Because there was nothing else to see and because we were absolutely drenched and freezing, we decided to head back to the pub we ate lunch in to wait for our train, because at least it was warm. However, when we came upon it, we found the lights off and the door locked, even though we had just been inside with one other patron 20 minutes before. Severely disgruntled, we headed to the train station, but following the road this time so we didn't get shot. This proved to be dangerous: country lanes are NARROW, there were a few blind corners we could have gotten killed at, and we winced every time a car passed, expecting to get drenched with puddle-spray.

Our train didn't come into the station for about one and a half hours, so we sat on a freezing cold metal bench as the sun set and the temperature dropped (the sun is completely set by about 5PM here in October, so it was halfway dark by 4) as we froze. Two trains actually passed the station without stopping, even though they said "NORWICH" on the front, and we began to freak out a bit. Eventually another man came on the platform, and he told us that there was a train back to Norwich in about 20 minutes, and we thanked the Lord again. We got back to UEA by 5:45, which isn't too bad, but keep in mind it had been completely dark for about 45 minutes and looked at felt more like 10PM, and that we had been stuck out in the cold rain for hours.
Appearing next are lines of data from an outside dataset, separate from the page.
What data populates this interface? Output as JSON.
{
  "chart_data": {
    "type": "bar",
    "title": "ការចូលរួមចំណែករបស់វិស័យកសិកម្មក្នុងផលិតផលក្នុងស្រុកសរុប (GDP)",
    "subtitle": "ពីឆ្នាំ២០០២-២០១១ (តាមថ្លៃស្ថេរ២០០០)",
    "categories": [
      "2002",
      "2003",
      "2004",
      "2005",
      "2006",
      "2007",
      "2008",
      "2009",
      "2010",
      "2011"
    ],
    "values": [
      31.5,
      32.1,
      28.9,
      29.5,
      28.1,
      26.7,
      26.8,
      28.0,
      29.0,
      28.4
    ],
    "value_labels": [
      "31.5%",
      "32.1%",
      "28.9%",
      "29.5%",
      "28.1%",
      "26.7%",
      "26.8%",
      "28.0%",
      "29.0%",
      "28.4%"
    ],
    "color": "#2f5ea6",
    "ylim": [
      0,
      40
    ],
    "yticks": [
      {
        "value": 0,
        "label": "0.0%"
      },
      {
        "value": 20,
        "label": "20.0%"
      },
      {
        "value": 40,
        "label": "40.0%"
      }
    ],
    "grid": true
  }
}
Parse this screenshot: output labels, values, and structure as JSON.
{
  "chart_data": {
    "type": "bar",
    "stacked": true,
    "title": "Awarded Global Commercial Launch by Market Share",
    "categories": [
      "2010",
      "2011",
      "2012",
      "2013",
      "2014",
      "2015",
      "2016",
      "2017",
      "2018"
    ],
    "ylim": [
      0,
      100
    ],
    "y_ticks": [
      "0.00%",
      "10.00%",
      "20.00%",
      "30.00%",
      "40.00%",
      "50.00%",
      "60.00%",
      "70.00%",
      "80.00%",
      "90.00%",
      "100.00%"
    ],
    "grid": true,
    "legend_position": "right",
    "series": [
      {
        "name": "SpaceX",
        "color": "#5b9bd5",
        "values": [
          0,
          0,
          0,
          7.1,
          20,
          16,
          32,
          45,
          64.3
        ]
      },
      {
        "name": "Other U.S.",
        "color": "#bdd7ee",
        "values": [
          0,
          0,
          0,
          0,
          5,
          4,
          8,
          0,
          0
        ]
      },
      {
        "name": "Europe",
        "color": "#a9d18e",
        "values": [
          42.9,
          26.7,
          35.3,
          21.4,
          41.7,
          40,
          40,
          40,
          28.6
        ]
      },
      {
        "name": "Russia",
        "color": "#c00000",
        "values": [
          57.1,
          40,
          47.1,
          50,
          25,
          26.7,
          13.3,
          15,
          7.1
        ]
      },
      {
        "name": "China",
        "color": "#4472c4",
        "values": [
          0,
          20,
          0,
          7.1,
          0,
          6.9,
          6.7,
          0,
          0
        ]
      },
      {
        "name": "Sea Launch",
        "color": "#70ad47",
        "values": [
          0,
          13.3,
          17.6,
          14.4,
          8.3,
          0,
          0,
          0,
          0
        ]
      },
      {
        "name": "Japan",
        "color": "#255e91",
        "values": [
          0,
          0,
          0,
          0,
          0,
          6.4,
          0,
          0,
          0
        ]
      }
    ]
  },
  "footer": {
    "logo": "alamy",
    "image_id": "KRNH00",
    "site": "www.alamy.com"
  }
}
Even though I'm a bit miffed that we wasted the whole day, it truly was a hilarious experience. It was like one of those shots in a movie where a train pulls out of a station, revealing three disgruntled-looking people on the platform making -.- faces. It was also creepy that the entire town was deserted (save for the pub, but when we returned to it, it was deserted, and it only had two other people in it to begin with) and that the only sounds we heard besides cows and birds was disconcertingly close shotgun shots. The only things that would have made it a worse experience would be if we hadn't found food and shelter from the cold and rain in the pub, and if...well, if we had gotten shot by the random, unseen farmer, or if we'd gotten run over by a car.